News

This Is What Gun Laws Are Like In Las Vegas

by Cate Carrejo
David Becker/Getty Images News/Getty Images

A horrifying and deadly mass shooting on the Las Vegas strip Sunday is almost certain to spark the ever-present underlying American debate on gun control. While few details about the perpetrator are known at this time, attention typically turns to the potential systemic causes of this type of tragedy pretty quickly. There's no way to be sure yet if Nevada's gun laws contributed to the Las Vegas shooting, but people are desperate for a change after this tragedy either way.

The shooting occurred Sunday night at the Route 91 Harvest Music Festival. The death toll was initially low, but as of early Monday morning, the number of casualties has surpassed that of the 2016 Pulse Nightclub incident to make this the deadliest mass shooting in modern American history. The exact number of the dead and injured is still in flux, so it could be a while before the nation knows the exact extent of this shooting. The type of guns that the shooter had in possession are still unknown too, as well as details regarding how he acquired his weapons and ammunition.

According to BBC News, Nevada has some of the most lax gun laws of any state in the country. Open carry is allowed, even for assault rifles — the perpetrator allegedly had several of them at his room in the Mandalay Bay Hotel. There is no limit to the amount of ammunition that a person can buy at a time, which may have helped the shooter harm more people during the attack. Gun owners also don't have to be licensed with the government, meaning there was no way to potentially track the shooter's movements before the attack and prevent his actions. Ultimately, though, while looser than many states, Nevada isn't that far off from the nation's median state gun laws.

Calls for gun control followed the news of the shooting almost immediately, with much of the public blame for the incident being placed on Congress.

Nelba Márquez-Greene, a gun control activist and mother of one of the 20 children who died in the 2012 Newtown mass shooting, tweeted:

Every day, I am stunned by the level of trauma (direct or vicarious) Congress is willing to make us suffer through. #Newtown #LasVegas.

In another tweet, writer and transgender military veteran Charles Clymer wrote:

Members of Congress:
We don't need "thoughts and prayers", right now.
I have a priest for prayer. I have family and friends for thoughts.
We need legislation. We need action. We need you to do your damn jobs.
Anything otherwise is neither thoughtful nor prayerful.
#LasVegas

People also worked quickly to re-publicize the veto of a gun control bill that passed through the Nevada legislature, but died on the governor's desk. Nevada's Republican Gov. Brian Sandoval killed the potential law, which would have made background checks mandatory for private gun sales, in 2013. He claimed that universal background checks aren't necessary because Nevadans should be able to sell their guns on their own to family members or individuals with a license to carry — it's pretty much the legislative equivalent of choosing to be sorry instead of safe.

Though Nevada voters approved the law via a ballot measure last year, there may have been casualties during those years whose deaths could have been prevented were the law enacted when originally proposed and passed.

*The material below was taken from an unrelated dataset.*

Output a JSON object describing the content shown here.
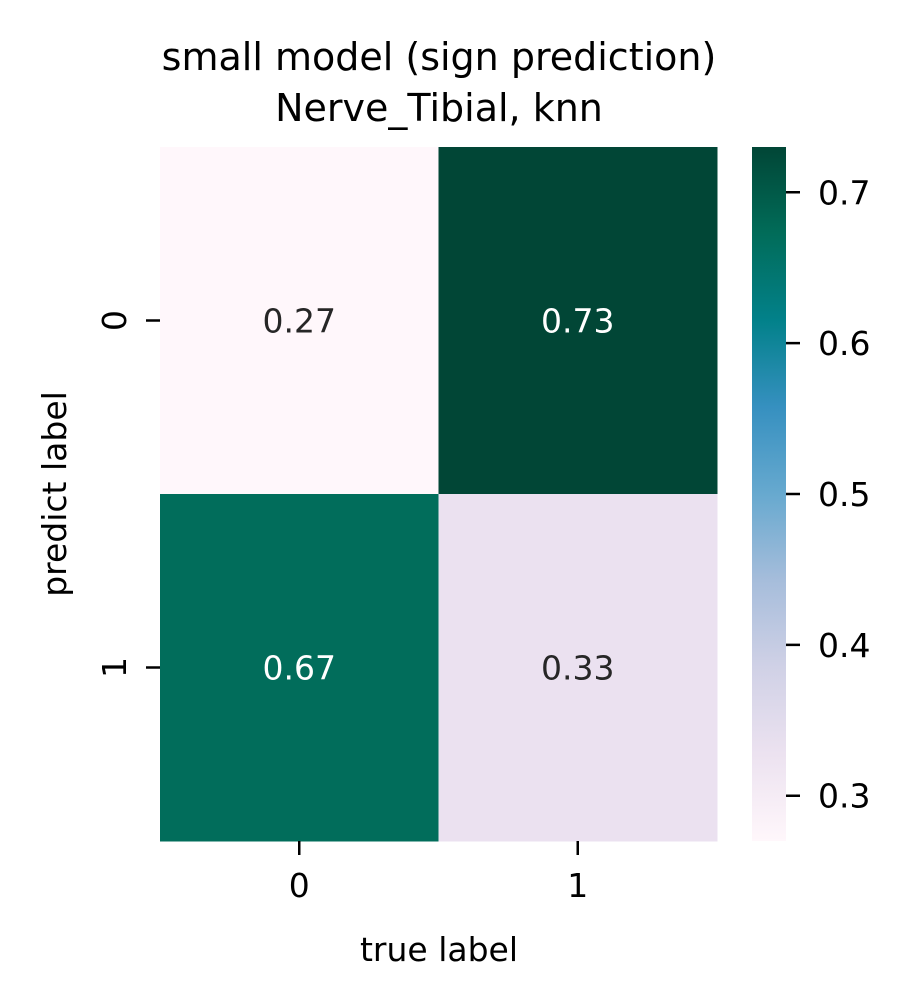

It's unknown whether this law would have impacted the Las Vegas shooter's ability to access a gun, yet the irony of the thing is simply too real to pass up.

The Las Vegas shooting is a demoralizing way to start a Monday morning — most people in this country are taught from young age that they have the power to affect change in the American legal system, that it's one of the things that makes the U.S. such a special place. But the reality of politics has failed to keep Americans safe in recent years as the clock on the deadliest mass shooting in the nation's history keeps resetting.